TitleStuart reaches the coastDate takenca. 1865Description
John McDouall Stuart, holding the British flag on north coast of Australia. The background represents the shore of the Indian Ocean, as sketched by Mr. Stuart on the spot, on the 25th July, 1862.
This studio photograph shows Stuart posed, holding the British flag and against a backdrop that was based on a sketch by Stuart, and representing the shoreline of the point where he reached the Indian Ocean 24 July 1862.
The photograph was reproduced in the Illustrated London News of 11 April 1863, together with an article on Stuart's accomplishment. In his diary Stuart described the site where he reached the north coast as approached through a 'valley'. This term would cause confusion in future years as early settlers searched for the site. The ground is flat with a dense belt of scrub and mangroves. Webster suggests that perhaps this belt of trees created an impression of rising ground. As well, Stuart was perhaps influenced by the landscape gardening term of 'valley' to describe a 'walk bordered on both sides by dense masses of greenery' (Webster, p. 272)

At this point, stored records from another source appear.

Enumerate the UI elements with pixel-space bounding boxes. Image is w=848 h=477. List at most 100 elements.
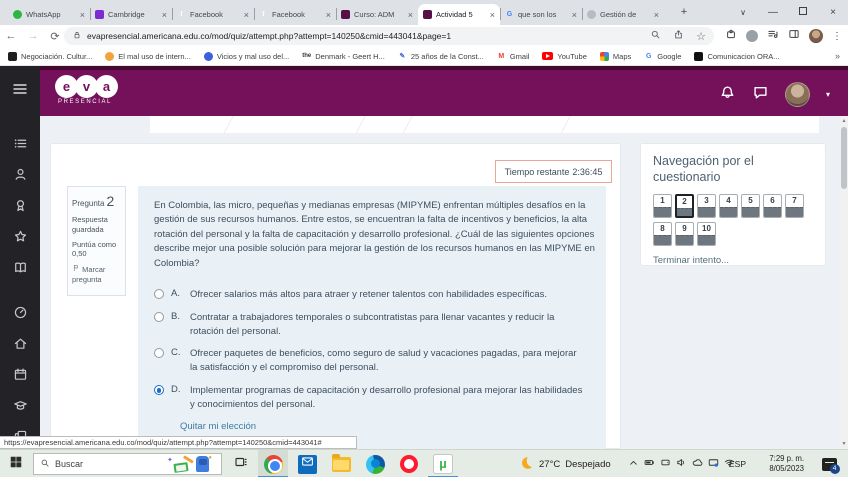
zoom-icon[interactable] bbox=[650, 27, 661, 45]
answer-option[interactable]: D. Implementar programas de capacitación … bbox=[154, 384, 584, 412]
bookmark-item[interactable]: Comunicacion ORA... bbox=[694, 51, 780, 61]
taskbar-weather-widget[interactable]: 27°C Despejado bbox=[519, 450, 611, 477]
rail-users-icon[interactable] bbox=[13, 167, 28, 187]
question-nav-button-6[interactable]: 6 bbox=[763, 193, 782, 218]
browser-menu-icon[interactable]: ⋮ bbox=[832, 31, 842, 42]
tab-close-icon[interactable]: × bbox=[654, 10, 659, 20]
share-icon[interactable] bbox=[673, 27, 684, 45]
radio-unselected[interactable] bbox=[154, 348, 164, 359]
tray-battery-icon[interactable] bbox=[644, 455, 655, 473]
extensions-icon[interactable] bbox=[725, 27, 737, 45]
bookmark-item[interactable]: ✎ 25 años de la Const... bbox=[398, 52, 483, 61]
bookmark-item[interactable]: G Google bbox=[644, 52, 681, 61]
question-nav-button-5[interactable]: 5 bbox=[741, 193, 760, 218]
bookmark-item[interactable]: Vicios y mal uso del... bbox=[203, 51, 289, 61]
bookmark-item[interactable]: Negociación. Cultur... bbox=[8, 51, 92, 61]
question-nav-button-3[interactable]: 3 bbox=[697, 193, 716, 218]
tray-speaker-icon[interactable] bbox=[676, 455, 687, 473]
tab-search-icon[interactable]: ∨ bbox=[728, 8, 758, 17]
finish-attempt-link[interactable]: Terminar intento... bbox=[653, 255, 813, 266]
clear-choice-link[interactable]: Quitar mi elección bbox=[180, 421, 590, 432]
bookmark-star-icon[interactable]: ☆ bbox=[696, 30, 706, 43]
new-tab-button[interactable]: + bbox=[676, 5, 692, 21]
back-button[interactable]: ← bbox=[0, 30, 22, 42]
browser-tab[interactable]: Actividad 5 × bbox=[418, 4, 500, 25]
question-nav-button-4[interactable]: 4 bbox=[719, 193, 738, 218]
rail-calendar-icon[interactable] bbox=[13, 367, 28, 387]
browser-tab[interactable]: Gque son los × bbox=[500, 4, 582, 25]
radio-unselected[interactable] bbox=[154, 289, 164, 300]
question-nav-button-1[interactable]: 1 bbox=[653, 193, 672, 218]
taskbar-mail-button[interactable] bbox=[292, 450, 322, 477]
page-scrollbar[interactable]: ▲ ▼ bbox=[840, 116, 848, 449]
taskbar-utorrent-button[interactable]: µ bbox=[428, 450, 458, 477]
rail-list-icon[interactable] bbox=[13, 136, 28, 156]
browser-tab[interactable]: f Facebook × bbox=[172, 4, 254, 25]
taskbar-opera-button[interactable] bbox=[394, 450, 424, 477]
reload-button[interactable]: ⟳ bbox=[44, 30, 66, 43]
scrollbar-thumb[interactable] bbox=[841, 127, 847, 189]
tab-close-icon[interactable]: × bbox=[490, 10, 495, 20]
tray-cloud-icon[interactable] bbox=[692, 455, 703, 473]
tab-close-icon[interactable]: × bbox=[572, 10, 577, 20]
task-view-button[interactable] bbox=[228, 450, 254, 477]
bookmark-item[interactable]: Maps bbox=[599, 51, 631, 61]
scroll-down-icon[interactable]: ▼ bbox=[840, 441, 848, 447]
bookmark-item[interactable]: El mal uso de intern... bbox=[105, 51, 191, 61]
browser-tab[interactable]: WhatsApp × bbox=[8, 4, 90, 25]
forward-button[interactable]: → bbox=[22, 30, 44, 42]
user-avatar[interactable] bbox=[784, 82, 810, 107]
language-indicator[interactable]: ESP bbox=[729, 450, 746, 477]
eva-logo[interactable]: eva PRESENCIAL bbox=[55, 75, 118, 105]
browser-tab[interactable]: Gestión de × bbox=[582, 4, 664, 25]
bookmark-item[interactable]: M Gmail bbox=[497, 52, 529, 61]
url-text[interactable]: evapresencial.americana.edu.co/mod/quiz/… bbox=[87, 31, 645, 41]
rail-graduation-icon[interactable] bbox=[13, 398, 28, 418]
taskbar-search-input[interactable]: Buscar ✦ ● bbox=[33, 453, 222, 475]
question-nav-button-9[interactable]: 9 bbox=[675, 221, 694, 246]
rail-award-icon[interactable] bbox=[13, 198, 28, 218]
start-button[interactable] bbox=[2, 450, 30, 477]
window-close-button[interactable]: × bbox=[818, 7, 848, 18]
rail-book-icon[interactable] bbox=[13, 260, 28, 280]
tab-close-icon[interactable]: × bbox=[80, 10, 85, 20]
answer-option[interactable]: C. Ofrecer paquetes de beneficios, como s… bbox=[154, 347, 584, 375]
messages-icon[interactable] bbox=[752, 84, 769, 106]
radio-unselected[interactable] bbox=[154, 311, 164, 322]
playlist-extension-icon[interactable] bbox=[767, 27, 779, 45]
question-nav-button-10[interactable]: 10 bbox=[697, 221, 716, 246]
notifications-bell-icon[interactable] bbox=[719, 84, 736, 106]
answer-option[interactable]: B. Contratar a trabajadores temporales o … bbox=[154, 311, 584, 339]
bookmarks-overflow-icon[interactable]: » bbox=[835, 51, 840, 61]
window-minimize-button[interactable]: — bbox=[758, 7, 788, 18]
scroll-up-icon[interactable]: ▲ bbox=[840, 118, 848, 124]
browser-tab[interactable]: Curso: ADM × bbox=[336, 4, 418, 25]
tray-chevup-icon[interactable] bbox=[628, 455, 639, 473]
rail-star-icon[interactable] bbox=[13, 229, 28, 249]
taskbar-edge-button[interactable] bbox=[360, 450, 390, 477]
rail-gauge-icon[interactable] bbox=[13, 305, 28, 325]
address-bar[interactable]: evapresencial.americana.edu.co/mod/quiz/… bbox=[64, 27, 714, 45]
profile-avatar[interactable] bbox=[809, 29, 823, 43]
question-nav-button-2[interactable]: 2 bbox=[675, 193, 694, 218]
taskbar-explorer-button[interactable] bbox=[326, 450, 356, 477]
tab-close-icon[interactable]: × bbox=[162, 10, 167, 20]
taskbar-clock[interactable]: 7:29 p. m. 8/05/2023 bbox=[752, 450, 804, 477]
radio-selected[interactable] bbox=[154, 385, 164, 396]
user-menu-caret-icon[interactable]: ▾ bbox=[826, 90, 830, 99]
bookmark-item[interactable]: the Denmark - Geert H... bbox=[302, 52, 385, 61]
bookmark-item[interactable]: YouTube bbox=[542, 52, 587, 61]
menu-icon[interactable] bbox=[12, 81, 28, 102]
tab-close-icon[interactable]: × bbox=[408, 10, 413, 20]
tab-close-icon[interactable]: × bbox=[244, 10, 249, 20]
window-maximize-button[interactable] bbox=[788, 7, 818, 18]
side-panel-icon[interactable] bbox=[788, 27, 800, 45]
tray-cast-icon[interactable] bbox=[708, 455, 719, 473]
taskbar-chrome-button[interactable] bbox=[258, 450, 288, 477]
flag-question-link[interactable]: Marcar pregunta bbox=[72, 264, 121, 285]
browser-tab[interactable]: f Facebook × bbox=[254, 4, 336, 25]
tab-close-icon[interactable]: × bbox=[326, 10, 331, 20]
notification-center-button[interactable]: 4 bbox=[812, 450, 846, 477]
answer-option[interactable]: A. Ofrecer salarios más altos para atraer… bbox=[154, 288, 584, 302]
question-nav-button-8[interactable]: 8 bbox=[653, 221, 672, 246]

Whatever his reason for using the term, the photograph shows almost level ground with just a slight rise on either side. Interestingly it also shows Stuart with a sola topi (pith helmet), not the bush hat that he is depicted as wearing in the Penman and Galbraith lithograph. The site where Stuart reached the coast and his blazed tree would eventually be located in 1883, and Stuart's reputation, somewhat tarnished in the intervening years, restored.